How . . . should music education be carried out?

There is an important distinction between evaluation and assessment. The primary function of assessment in music education is to provide feedback to students about the quality of their growing musicianship. Learners need constructive feedback about why, when and how they are meeting musical challenges (or not) in relation to musical standards and traditions. Overall, then, the assessment of student achievement gathers information that benefits students directly in the form of constructive feedback.

Assessment also provides useful data to teachers, parents and the surrounding educational community. Building on the accumulated results of continuous assessments, evaluation is primarily concerned with grading, ranking and other summary procedures for purposes of student promotion and curriculum evaluation.

Students also need to learn how to assess their own musical thinking by learning what counts as good music making and listening in a given musical style. To become independent judges of musical excellence in the future, students need regular opportunities to reflect on the results of their musicianship and that of their peers. It follows from this that assessment is the joint responsibility of teachers and students.

Because musicianship differs substantially from the kinds of verbal knowledge taught in scholastic settings, there is no justification for using standardized tests in music. There is justification for (a moderate number of) paper and pencil tests and written assignments about the verbal knowledge components of musicianship (music theory and music history). But overall, conventional methods of evaluation are inappropriate in music education because they rely too heavily upon linguistic thinking.

Teaching-Learning Context

How . . . should music education be carried out?

The praxial philosophy says: focus on achieving self-growth and musical enjoyment in the thoughtful actions of music making and listening. Teachers and students should work together to meet the musical challenges involved in realistic musical projects through reflective music making.

Each musical work that students are learning to interpret and perform (improvise, compose, arrange and so on) should be approached fully — as a “full course meal” — as a multidimensional challenge to be made artistically and listened-for intelligently in all its relevant dimensions (interpretive, structural, expressional and so on).

In support of artistic listening-in-context, carefully selected recordings ought to be introduced parenthetically: in direct relation to the musical practices students are being inducted into. Similarly, verbal musical knowledge should be filtered into the continuous stream of music making and listening as needed.

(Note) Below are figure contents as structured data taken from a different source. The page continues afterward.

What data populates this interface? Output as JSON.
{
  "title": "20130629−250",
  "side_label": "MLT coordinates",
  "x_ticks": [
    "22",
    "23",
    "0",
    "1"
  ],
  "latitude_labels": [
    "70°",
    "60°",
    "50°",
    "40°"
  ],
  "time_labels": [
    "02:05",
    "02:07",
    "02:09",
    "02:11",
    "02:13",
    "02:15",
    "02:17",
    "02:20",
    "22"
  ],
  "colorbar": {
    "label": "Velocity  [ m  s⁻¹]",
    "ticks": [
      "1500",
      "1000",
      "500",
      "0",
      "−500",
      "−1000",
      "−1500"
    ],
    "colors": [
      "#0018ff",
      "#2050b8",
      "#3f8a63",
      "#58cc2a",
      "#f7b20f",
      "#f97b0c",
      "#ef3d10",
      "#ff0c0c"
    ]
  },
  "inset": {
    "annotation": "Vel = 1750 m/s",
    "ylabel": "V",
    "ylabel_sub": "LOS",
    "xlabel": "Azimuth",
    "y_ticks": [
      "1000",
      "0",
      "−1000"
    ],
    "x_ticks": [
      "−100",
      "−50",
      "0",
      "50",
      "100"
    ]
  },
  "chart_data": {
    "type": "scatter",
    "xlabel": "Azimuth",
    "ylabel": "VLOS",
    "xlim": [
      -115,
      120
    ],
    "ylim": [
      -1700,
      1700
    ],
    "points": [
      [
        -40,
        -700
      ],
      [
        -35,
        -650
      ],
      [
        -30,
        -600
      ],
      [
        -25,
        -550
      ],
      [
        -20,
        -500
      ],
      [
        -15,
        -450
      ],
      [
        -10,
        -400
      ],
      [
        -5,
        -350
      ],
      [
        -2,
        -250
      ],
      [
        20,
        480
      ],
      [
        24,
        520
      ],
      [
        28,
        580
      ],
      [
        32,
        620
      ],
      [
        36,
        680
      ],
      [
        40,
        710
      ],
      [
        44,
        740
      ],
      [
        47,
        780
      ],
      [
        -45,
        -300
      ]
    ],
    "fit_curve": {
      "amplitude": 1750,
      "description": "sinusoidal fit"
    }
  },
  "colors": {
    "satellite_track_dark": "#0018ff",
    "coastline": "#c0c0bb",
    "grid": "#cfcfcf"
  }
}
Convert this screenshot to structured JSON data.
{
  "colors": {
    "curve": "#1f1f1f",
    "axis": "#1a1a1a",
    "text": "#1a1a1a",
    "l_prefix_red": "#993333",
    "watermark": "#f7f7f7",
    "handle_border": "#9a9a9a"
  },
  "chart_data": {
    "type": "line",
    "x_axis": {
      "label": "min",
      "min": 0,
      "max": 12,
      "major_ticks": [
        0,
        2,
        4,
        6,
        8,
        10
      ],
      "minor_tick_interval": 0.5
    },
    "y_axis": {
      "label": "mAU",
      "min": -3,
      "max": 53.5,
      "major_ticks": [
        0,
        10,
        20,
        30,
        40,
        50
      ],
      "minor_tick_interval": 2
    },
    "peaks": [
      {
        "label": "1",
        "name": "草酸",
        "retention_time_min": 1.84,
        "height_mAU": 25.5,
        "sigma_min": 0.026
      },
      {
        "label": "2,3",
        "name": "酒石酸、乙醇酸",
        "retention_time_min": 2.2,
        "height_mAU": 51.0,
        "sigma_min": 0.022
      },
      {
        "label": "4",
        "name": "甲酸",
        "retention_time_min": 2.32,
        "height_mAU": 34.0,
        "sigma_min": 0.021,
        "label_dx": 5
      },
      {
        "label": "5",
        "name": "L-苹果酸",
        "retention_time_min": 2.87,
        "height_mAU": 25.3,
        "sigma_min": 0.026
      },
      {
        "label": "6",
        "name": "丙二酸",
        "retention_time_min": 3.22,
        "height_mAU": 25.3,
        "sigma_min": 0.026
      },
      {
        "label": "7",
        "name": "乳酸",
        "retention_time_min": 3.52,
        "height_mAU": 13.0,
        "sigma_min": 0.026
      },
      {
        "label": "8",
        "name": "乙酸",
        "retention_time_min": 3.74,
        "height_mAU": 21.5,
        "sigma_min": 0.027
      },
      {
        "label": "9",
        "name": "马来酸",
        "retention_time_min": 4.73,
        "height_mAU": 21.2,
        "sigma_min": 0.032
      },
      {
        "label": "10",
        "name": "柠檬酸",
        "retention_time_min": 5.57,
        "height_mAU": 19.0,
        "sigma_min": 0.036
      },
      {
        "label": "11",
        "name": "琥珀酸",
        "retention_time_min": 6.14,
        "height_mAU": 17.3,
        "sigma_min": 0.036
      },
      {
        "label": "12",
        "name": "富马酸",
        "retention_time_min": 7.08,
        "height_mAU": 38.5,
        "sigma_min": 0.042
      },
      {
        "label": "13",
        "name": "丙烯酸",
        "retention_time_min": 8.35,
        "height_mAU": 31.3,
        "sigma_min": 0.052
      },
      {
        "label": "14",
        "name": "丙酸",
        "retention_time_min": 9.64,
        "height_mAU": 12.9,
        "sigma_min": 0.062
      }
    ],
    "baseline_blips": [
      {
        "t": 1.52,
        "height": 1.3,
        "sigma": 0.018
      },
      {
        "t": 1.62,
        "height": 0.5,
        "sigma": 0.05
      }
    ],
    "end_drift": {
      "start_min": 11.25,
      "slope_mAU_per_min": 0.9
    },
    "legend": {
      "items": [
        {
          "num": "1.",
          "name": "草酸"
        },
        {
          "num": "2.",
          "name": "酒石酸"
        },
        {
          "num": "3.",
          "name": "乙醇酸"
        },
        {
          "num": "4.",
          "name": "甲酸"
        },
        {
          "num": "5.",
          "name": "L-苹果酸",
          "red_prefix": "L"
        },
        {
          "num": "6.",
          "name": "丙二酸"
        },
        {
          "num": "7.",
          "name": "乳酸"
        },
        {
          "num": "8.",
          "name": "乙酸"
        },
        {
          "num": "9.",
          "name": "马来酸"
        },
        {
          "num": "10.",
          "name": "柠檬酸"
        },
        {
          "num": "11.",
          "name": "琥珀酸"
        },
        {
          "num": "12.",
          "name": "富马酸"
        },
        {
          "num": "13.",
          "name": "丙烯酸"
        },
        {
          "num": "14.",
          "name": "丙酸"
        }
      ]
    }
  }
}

The praxial music curriculum is deliberately organized to engage learners in musical actions, transactions and interactions with close approximations of real music-cultures. The praxial curriculum immerses students in music-making projects which require them to draw upon the musical standards, traditions,lore, landmark achievements, “languages” and creative strategies of the musical practices of which their projects are a part.

From this perspective, the music teaching-learning environment is, itself, a key element in the music education enterprise. The musical actions of learners are enabled and promoted by the interactive, goal-directed “swirl” of questions, issues and knowings that develop around students’ efforts as reflective musical practitioners. The praxial curriculum is, itself, informative.

In sum, when small and large performing ensembles (e.g., a class choir, guitar ensemble, African drumming ensemble, string ensemble, jazz ensemble, wind ensemble and so on) are developed and carried out in relation to the above principles, and when performing is supplemented with improvising, composing, arranging, conducting and music-listening projects, then the music classroom becomes a reflective musical practicum: an approximation of real music-practice situations, or music-cultures. The music-practicum context feeds back to students by revealing “what counts” in their developing musicianship.